観光地盛衰記

名勝・玉淀

イメージ東上線玉淀駅


イメージ鉢形城跡を囲む玉淀一帯
 東上線の終点である寄居のひとつ手前が玉淀駅だ。玉淀といえば、かつては景勝地としてかなりの観光客が訪れた。すぐ近くを流れる荒川の南岸に戦国期の鉢形城跡がある。井伏鱒二の小説「武州鉢形城」の舞台である。後北条の鉢形城は秀吉勢の攻撃にあい、天正十八年に落城したが、城砦は、荒川に面した崖壁の上に築かれた要害堅固な城であった。荒川を隔てた対岸から、その数十メートルに及ぶ垂直の城壁を見上げると、まるで水墨画を連想する景観である。
 1931年(昭和6)、地元の有志によって、この鉢形城跡を囲む一帯が名勝「玉淀」と指定された。この時代、国策に便乗して、つまり経済発展を見込んでの観光開発が盛んであった。いまでいう「ディスカバー・ジャパン」である。そのとき、景勝と合わせて祭事をつけ加えることを忘れなかった。玉淀駅近くの川岸に小さな石宮があった。古くから荒川の漁師たちが水難除けとして祀った庶民信仰としての水神である。それを、あらたに水天宮として祀ることにし、北岸の段丘上に神社を建立したのである。と同時に、水天宮祭として毎年八月五日に花火大会をも開催することとした。
イメージ水天宮祭の花火大会

イメージ河原の売店
 そのころ、景勝を眺め、舟遊びに興じるという「風流」が荒川流域や利根川流域に流行した。ここ玉淀にも、「昭和の風流人」のために、北岸に立派な船宿が並んだ。おかげで観光地として脚光を浴び、戦後になっても多くの人で賑わった。やがて、船宿から割烹料亭、料理旅館へと衣替えしたところもある。
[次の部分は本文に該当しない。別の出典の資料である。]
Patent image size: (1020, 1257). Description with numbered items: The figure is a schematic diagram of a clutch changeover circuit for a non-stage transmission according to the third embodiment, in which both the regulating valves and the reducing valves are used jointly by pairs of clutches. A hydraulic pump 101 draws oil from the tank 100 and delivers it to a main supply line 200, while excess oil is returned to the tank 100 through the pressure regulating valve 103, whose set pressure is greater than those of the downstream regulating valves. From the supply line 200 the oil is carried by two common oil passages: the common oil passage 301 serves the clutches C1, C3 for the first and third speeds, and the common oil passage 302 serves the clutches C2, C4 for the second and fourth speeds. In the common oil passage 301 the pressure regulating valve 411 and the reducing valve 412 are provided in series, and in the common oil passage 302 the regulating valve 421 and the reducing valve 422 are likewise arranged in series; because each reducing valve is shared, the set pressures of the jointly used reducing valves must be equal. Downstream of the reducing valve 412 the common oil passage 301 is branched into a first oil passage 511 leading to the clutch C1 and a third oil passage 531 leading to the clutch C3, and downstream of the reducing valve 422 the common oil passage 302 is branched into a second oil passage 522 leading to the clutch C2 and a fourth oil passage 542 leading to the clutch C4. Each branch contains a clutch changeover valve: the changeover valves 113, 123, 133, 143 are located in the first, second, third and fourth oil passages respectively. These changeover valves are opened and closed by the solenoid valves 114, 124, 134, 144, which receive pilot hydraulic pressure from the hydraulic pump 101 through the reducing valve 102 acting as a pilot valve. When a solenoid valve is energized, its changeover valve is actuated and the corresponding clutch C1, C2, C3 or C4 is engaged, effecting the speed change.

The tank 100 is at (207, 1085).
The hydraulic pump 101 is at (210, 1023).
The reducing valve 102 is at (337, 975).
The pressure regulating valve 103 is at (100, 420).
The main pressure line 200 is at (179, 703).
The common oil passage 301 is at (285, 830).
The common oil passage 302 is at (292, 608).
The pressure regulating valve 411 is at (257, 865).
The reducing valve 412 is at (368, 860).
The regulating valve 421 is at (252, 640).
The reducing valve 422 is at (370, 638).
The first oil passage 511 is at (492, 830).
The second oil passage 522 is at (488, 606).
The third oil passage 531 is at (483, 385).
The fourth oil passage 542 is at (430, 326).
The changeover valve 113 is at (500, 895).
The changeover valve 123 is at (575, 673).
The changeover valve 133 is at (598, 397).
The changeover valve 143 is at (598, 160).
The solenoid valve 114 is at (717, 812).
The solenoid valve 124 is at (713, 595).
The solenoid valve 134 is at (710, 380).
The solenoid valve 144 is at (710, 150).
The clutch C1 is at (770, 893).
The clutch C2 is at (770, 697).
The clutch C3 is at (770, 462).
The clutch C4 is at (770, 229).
だが、どこもおなじだが、60年代の高度経済成長とともに「風流」は消滅した。ゴルフやドライブを含めた娯楽の種類が増えるにしたがって、水墨画的な風景を眺めたり、舟遊びを楽しむといった「風流」は時代遅れとなった。
 北岸に並ぶ旅館が賑わいを見せるのは、いまでは水天宮祭の花火大会の夜だけとなったようだ。現在は、八月の第一土曜日が水天宮祭であるそうで、川岸には山村の奥から数万が駆けつける。何百というぼんぼり提灯で美しく飾られた船山車が何艘も荒川を上下し、その天空高くに、鉢形城跡から次々と花火があげられる。夜空には大歓声が響くが、だれも水神祭には関心はないらしく、神社は閑散としている。